I bid farewell to the hell-spawn that is cheaptickets.com and said hello to my new favorite website Orbitz. There I found the same flight for $20 cheaper. Talk about a welcome surprise! Practically giddy with excitement (or maybe it was the massive amounts of caffeine from the copious amounts of coffee I’d guzzled) I proceeded to book the flight. That is, until I got the following message (or something like it): ‘Booking cannot be completed. Your bank has declined to accept the charge with the card details you’ve provided. Please try again.’
I started seeing red. I briefly entertained the idea of returning home, getting a degree from a prestigious university in the field of law, and single-handedly taking down cheaptickets.com in a beautifully re-enacted David vs. Goliath tale… but then I decided against it. Too much work.
Thinking quickly (the flight was filling up fast) I logged into my bank account, shuffled some funds, and whipped out my debit card. Searched flights, flight selected, booking details, payment…. HAHA!!!!
As I sat staring dumbly at the booking confirmation screen I felt the hot, numbing buzz of victory coursing through my veins. All right… maybe just adrenaline. Point is, I won. Take that cheaptickets.com!
I’m going to Hong Kong.
And I’m going to be watching that bank account, cheaptickets.com.
If I see charges… I’m getting that degree and you’re going DOWN.
The post for today is short and sweet. I taught my youngest class introductions today.
“Hello, my name is Nathan, what’s your name?”
“My name is ______.”
“Nice to meet you, ______.”
“Nice to meet you, too!”
I also taught them how American’s typically shake hands instead of bow. It was a very entertaining and laugh filled class session. Near the end of it, I had the students draw pictures of themselves. Then, for a little bit of a treat, I had them draw pictures of me.
This is what they came up with:
A big group of English teachers and I went paintballing about 40 minutes outside of Pohang. For 40,000 won; we got several rounds of paintball, a barbequed lunch, and transportation to and from the paintball course. Not too bad for a great day, eh?
This weekend, I finally managed to get outside the city limits of Pohang and make the long trip cross-country to Seoul. It’s not that I dislike Pohang – I really enjoy it here – but I need to see more of Korea! After all, I’m only going to be here a year. This was also a self-imposed test of my abilities to get places using the limited skills in Korean reading and speaking that I’ve picked up over the last month. Aside from asking for a few tips from my boss and Sehee (the friend I was meeting in Seoul); I was able to buy the bus ticket online, get to the station, find the subway, and take the right line to the correct stop. Not too shabby, if I do say so myself. Having figured out the Italian and French rail systems in the past definitely helped a little bit. The Korean bus and subway systems are so efficient and well orchestrated, it was a breeze compared to my experience with the Italian trains. Sorry Italy. I still love you.
Alright, alright… so I couldn’t wait until after the weekend to write another update. Since I obviously haven’t been to Seoul yet, this one is about something else. Basically just an update on the teaching situation so far; since, after all, it is the reason I’m in South Korea to begin with.
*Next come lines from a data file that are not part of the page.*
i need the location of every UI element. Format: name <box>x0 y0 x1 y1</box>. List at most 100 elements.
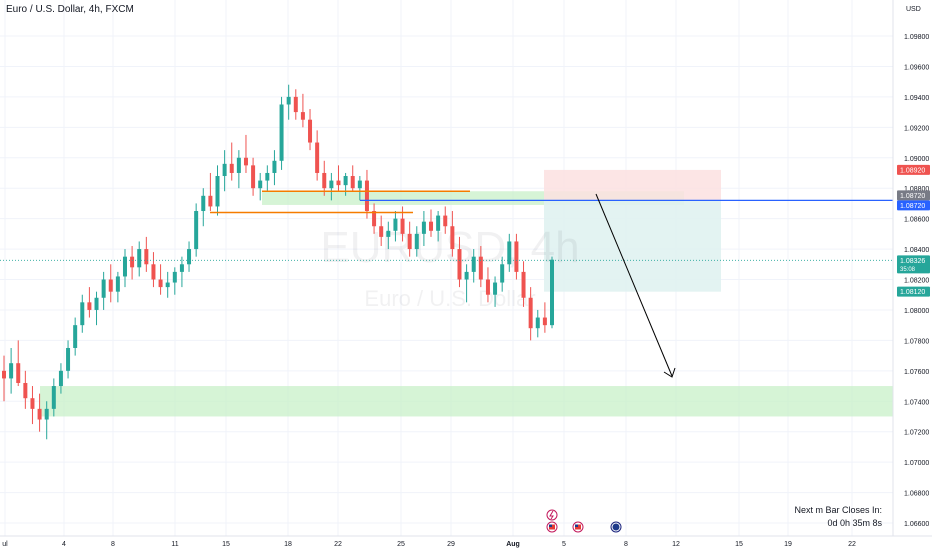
price-tick-label: 1.08200 <box>904 278 929 285</box>
candle-body <box>201 195 206 212</box>
time-tick-label: 25 <box>397 541 405 548</box>
candle-body <box>208 195 213 207</box>
candle-body <box>386 230 391 237</box>
candle-body <box>464 271 469 280</box>
candle-body <box>87 302 92 310</box>
candle-body <box>236 157 241 173</box>
candle-body <box>485 279 490 295</box>
price-tick-label: 1.09000 <box>904 156 929 163</box>
candle-body <box>521 271 526 298</box>
candle-body <box>493 282 498 295</box>
price-label-box <box>897 286 930 297</box>
candle-body <box>258 180 263 189</box>
price-tick-label: 1.08400 <box>904 247 929 254</box>
candle-body <box>108 279 113 292</box>
candle-body <box>364 180 369 212</box>
candle-body <box>457 249 462 280</box>
candle-body <box>286 96 291 105</box>
next-bar-time: 0d 0h 35m 8s <box>827 518 882 528</box>
candle-body <box>279 104 284 161</box>
time-tick-label: 18 <box>284 541 292 548</box>
price-label-entry_grey: 1.08720 <box>900 193 925 200</box>
candle-body <box>542 317 547 326</box>
time-tick-label: 11 <box>171 541 178 548</box>
candle-body <box>308 119 313 143</box>
price-tick-label: 1.06800 <box>904 491 929 498</box>
time-tick-label: 8 <box>624 541 628 548</box>
price-label-countdown: 35:08 <box>900 267 916 273</box>
candle-body <box>414 233 419 250</box>
price-label-box <box>897 164 930 175</box>
projection-arrow <box>595 193 673 377</box>
candle-body <box>2 370 6 379</box>
candle-body <box>379 226 384 237</box>
candle-body <box>215 176 220 207</box>
candle-body <box>243 157 248 166</box>
candle-body <box>507 241 512 265</box>
candle-body <box>272 160 277 173</box>
candle-body <box>329 180 334 189</box>
candle-body <box>9 363 14 379</box>
candle-body <box>151 264 156 280</box>
event-icon-eu[interactable] <box>610 521 622 533</box>
price-tick-label: 1.09800 <box>904 34 929 41</box>
candle-body <box>315 142 320 173</box>
watermark-symbol: EURUSD, 4h <box>320 223 579 272</box>
candle-body <box>137 249 142 268</box>
candle-body <box>165 282 170 288</box>
price-tick-label: 1.07400 <box>904 399 929 406</box>
time-tick-label: 15 <box>222 541 230 548</box>
candle-body <box>94 297 99 310</box>
event-icon-us-flag-1[interactable] <box>546 521 558 533</box>
candle-body <box>514 241 519 272</box>
candle-body <box>30 398 35 409</box>
demand-zone <box>40 386 893 417</box>
candle-body <box>421 221 426 234</box>
candle-body <box>194 211 199 250</box>
event-icon-flash[interactable] <box>546 509 558 521</box>
candle-body <box>251 165 256 189</box>
candle-body <box>229 163 234 173</box>
price-axis[interactable]: USD 1.09800 1.09600 1.09400 1.09200 1.09000 1.… <box>892 0 930 536</box>
price-tick-label: 1.07200 <box>904 430 929 437</box>
projection-arrow-head <box>663 367 676 378</box>
price-tick-label: 1.06600 <box>904 521 929 528</box>
candle-body <box>115 276 120 292</box>
candle-body <box>372 211 377 227</box>
time-tick-label: 22 <box>334 541 342 548</box>
candle-body <box>179 264 184 272</box>
candle-body <box>58 370 63 387</box>
candle-body <box>158 279 163 288</box>
price-tick-label: 1.09600 <box>904 64 929 71</box>
time-tick-label: ul <box>2 541 8 548</box>
candle-body <box>51 386 56 409</box>
time-tick-label: 8 <box>111 541 115 548</box>
candle-body <box>443 215 448 227</box>
candle-body <box>172 271 177 283</box>
candle-body <box>101 279 106 298</box>
candle-body <box>293 96 298 113</box>
event-icons[interactable] <box>546 509 622 533</box>
time-tick-label: 19 <box>784 541 792 548</box>
price-tick-label: 1.09200 <box>904 125 929 132</box>
price-label-entry: 1.08720 <box>900 203 925 210</box>
event-icon-us-flag-2[interactable] <box>572 521 584 533</box>
price-label-current: 1.08326 <box>900 258 925 265</box>
price-label-box <box>897 255 930 274</box>
time-tick-label: Aug <box>506 541 520 548</box>
price-tick-label: 1.08000 <box>904 308 929 315</box>
candle-body <box>16 363 21 383</box>
watermark-name: Euro / U.S. Dollar <box>364 286 535 311</box>
price-tick-label: 1.07000 <box>904 460 929 467</box>
candles <box>2 84 554 440</box>
candle-body <box>350 176 355 189</box>
candle-body <box>80 302 85 326</box>
next-bar-countdown: Next m Bar Closes In: 0d 0h 35m 8s <box>794 504 882 530</box>
candle-body <box>429 221 434 231</box>
candle-body <box>393 218 398 231</box>
time-axis[interactable]: ul 4 8 11 15 18 22 25 29 Aug 5 8 12 15 19 22 <box>0 535 932 548</box>
candle-body <box>23 382 28 399</box>
candle-body <box>144 249 149 265</box>
candle-body <box>44 408 49 420</box>
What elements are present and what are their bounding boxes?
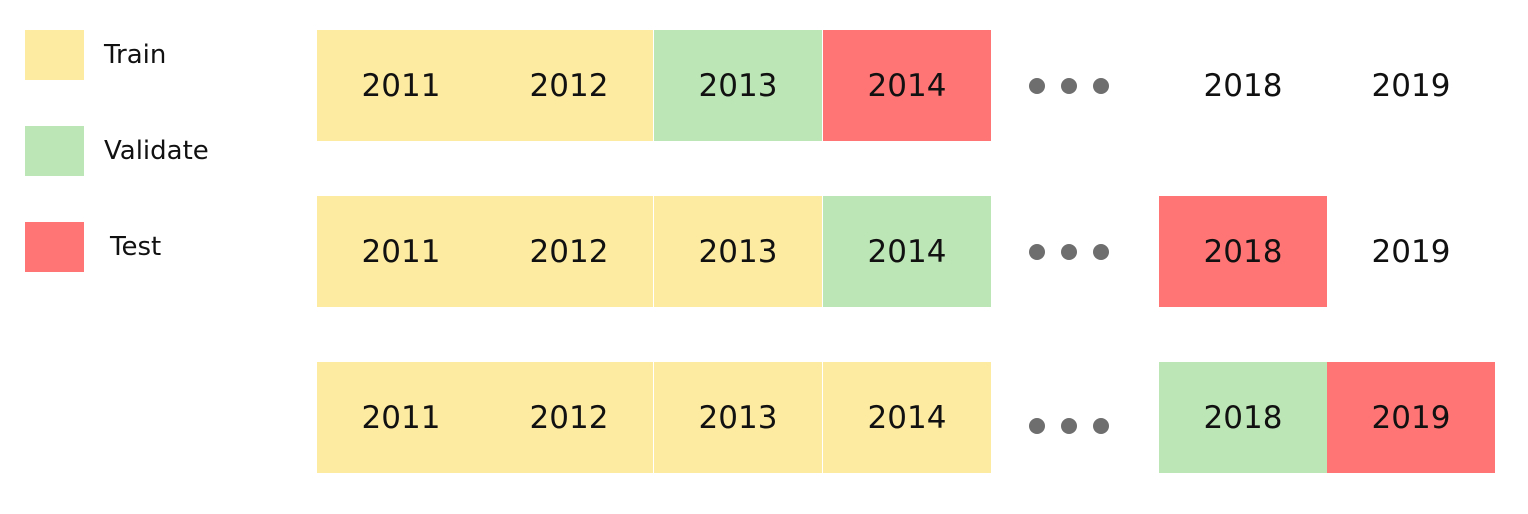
legend-swatch-validate [25,126,84,176]
ellipsis-dots [1029,370,1109,481]
dot [1093,77,1109,94]
dot [1061,417,1077,434]
year-cell: 2013 [654,30,822,141]
year-cell: 2012 [485,30,653,141]
year-cell: 2018 [1159,362,1327,473]
dot [1093,243,1109,260]
ellipsis-dots [1029,30,1109,141]
legend-swatch-test [25,222,84,272]
dot [1061,243,1077,260]
legend-label-validate: Validate [104,136,209,166]
year-cell: 2018 [1159,196,1327,307]
year-cell: 2014 [823,362,991,473]
legend-label-test: Test [110,232,162,262]
year-cell: 2012 [485,362,653,473]
split-row-3: 2011 2012 2013 2014 2018 2019 [317,362,1497,473]
year-cell: 2011 [317,196,485,307]
dot [1093,417,1109,434]
year-cell: 2012 [485,196,653,307]
dot [1029,417,1045,434]
legend-label-train: Train [104,40,167,70]
year-cell: 2014 [823,196,991,307]
year-cell: 2019 [1327,30,1495,141]
legend-swatch-train [25,30,84,80]
dot [1029,243,1045,260]
year-cell: 2014 [823,30,991,141]
dot [1061,77,1077,94]
year-cell: 2011 [317,362,485,473]
year-cell: 2013 [654,362,822,473]
split-row-1: 2011 2012 2013 2014 2018 2019 [317,30,1497,141]
year-cell: 2011 [317,30,485,141]
ellipsis-dots [1029,196,1109,307]
dot [1029,77,1045,94]
year-cell: 2018 [1159,30,1327,141]
year-cell: 2019 [1327,196,1495,307]
split-row-2: 2011 2012 2013 2014 2018 2019 [317,196,1497,307]
year-cell: 2019 [1327,362,1495,473]
year-cell: 2013 [654,196,822,307]
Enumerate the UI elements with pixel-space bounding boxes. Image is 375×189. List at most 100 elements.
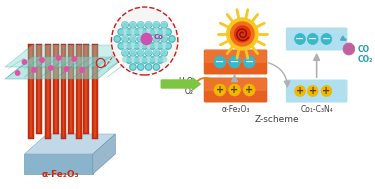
Circle shape [154, 36, 159, 41]
Circle shape [146, 22, 152, 28]
Circle shape [165, 43, 171, 49]
Circle shape [142, 58, 147, 62]
Text: α-Fe₂O₃: α-Fe₂O₃ [221, 105, 250, 114]
Circle shape [138, 29, 143, 34]
Circle shape [15, 71, 20, 75]
Circle shape [141, 57, 148, 63]
Circle shape [126, 57, 132, 63]
Circle shape [139, 51, 142, 55]
Circle shape [295, 85, 305, 97]
Circle shape [123, 23, 127, 27]
Bar [68, 44, 74, 134]
Circle shape [146, 50, 151, 55]
Circle shape [166, 30, 170, 34]
Text: −: − [322, 34, 331, 44]
Bar [76, 44, 82, 139]
Circle shape [157, 57, 164, 63]
Circle shape [162, 51, 166, 55]
Circle shape [149, 43, 156, 49]
Circle shape [154, 23, 158, 27]
Circle shape [138, 50, 143, 55]
Circle shape [114, 36, 120, 42]
Circle shape [138, 36, 144, 42]
Circle shape [127, 30, 131, 34]
FancyBboxPatch shape [204, 77, 267, 102]
Circle shape [243, 56, 255, 68]
Circle shape [162, 37, 166, 41]
Circle shape [142, 30, 147, 34]
Bar [38, 46, 40, 132]
Circle shape [130, 64, 136, 70]
Circle shape [138, 22, 143, 27]
FancyBboxPatch shape [204, 50, 267, 74]
FancyArrow shape [161, 78, 200, 90]
Circle shape [119, 44, 123, 48]
Circle shape [154, 22, 159, 27]
Circle shape [123, 36, 128, 41]
Circle shape [130, 50, 135, 55]
FancyBboxPatch shape [204, 78, 267, 91]
Circle shape [123, 51, 127, 55]
Circle shape [154, 50, 159, 55]
Text: CO₂: CO₂ [358, 54, 373, 64]
Bar [55, 46, 57, 132]
Circle shape [161, 36, 167, 42]
Circle shape [154, 29, 159, 34]
Text: −: − [244, 57, 254, 67]
Circle shape [229, 84, 240, 96]
Circle shape [146, 50, 152, 56]
Circle shape [135, 58, 139, 62]
Circle shape [138, 64, 144, 70]
Circle shape [138, 57, 143, 62]
Circle shape [32, 68, 36, 72]
Circle shape [154, 43, 159, 48]
Circle shape [116, 37, 119, 41]
Circle shape [308, 85, 318, 97]
Circle shape [80, 68, 84, 72]
Circle shape [158, 30, 162, 34]
Circle shape [123, 43, 128, 48]
Circle shape [123, 57, 128, 62]
Circle shape [153, 22, 159, 28]
Circle shape [134, 29, 140, 35]
Circle shape [118, 29, 124, 35]
Circle shape [214, 84, 226, 96]
Bar [78, 46, 80, 137]
Bar [53, 44, 58, 134]
Circle shape [231, 22, 254, 46]
Circle shape [243, 84, 255, 96]
Circle shape [139, 23, 142, 27]
Text: +: + [309, 86, 317, 96]
Circle shape [146, 36, 152, 42]
Text: CO: CO [358, 44, 370, 53]
Bar [70, 46, 72, 132]
Text: +: + [231, 85, 238, 95]
Text: −: − [230, 57, 239, 67]
Bar [30, 46, 32, 137]
Circle shape [166, 44, 170, 48]
Circle shape [165, 29, 171, 35]
Circle shape [130, 22, 135, 27]
Bar [61, 44, 66, 139]
Circle shape [149, 57, 156, 63]
Circle shape [161, 22, 167, 28]
Bar [47, 46, 49, 137]
Circle shape [153, 36, 159, 42]
Circle shape [147, 37, 150, 41]
Text: +: + [245, 85, 253, 95]
Text: α-Fe₂O₃: α-Fe₂O₃ [42, 170, 80, 179]
Circle shape [158, 58, 162, 62]
FancyBboxPatch shape [286, 80, 347, 102]
Circle shape [162, 36, 166, 41]
Circle shape [123, 22, 128, 27]
Circle shape [162, 43, 166, 48]
Bar [92, 44, 98, 139]
Circle shape [64, 67, 69, 71]
Circle shape [162, 57, 166, 62]
Circle shape [141, 29, 148, 35]
Circle shape [157, 43, 164, 49]
Circle shape [138, 22, 144, 28]
Circle shape [139, 65, 142, 69]
Circle shape [161, 50, 167, 56]
Circle shape [127, 44, 131, 48]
Teaching is something that took me a couple weeks to get used to. The training and structure at the school was minimal if I’m being generous with my description, non-existent if I’m feeling particularly… ‘truthy’. Nonetheless, once I figured out where the students were in the books, what their proficiency levels were in English, and got used to the amount of material I should attempt to teach in each lesson, it became quite easy. My style with homework, tests, and presentations has always been to skim the material beforehand and then wing it. It’s pretty much the same thing teaching. I have two basic class structures. Activity/worksheet based, and listening based. Each individual class is merely a variation. Once I figured that out, it’s easy as pie. Of course, one of the harder parts is coming up with fun and exciting games to finish up the class period with. Now THAT’S tough.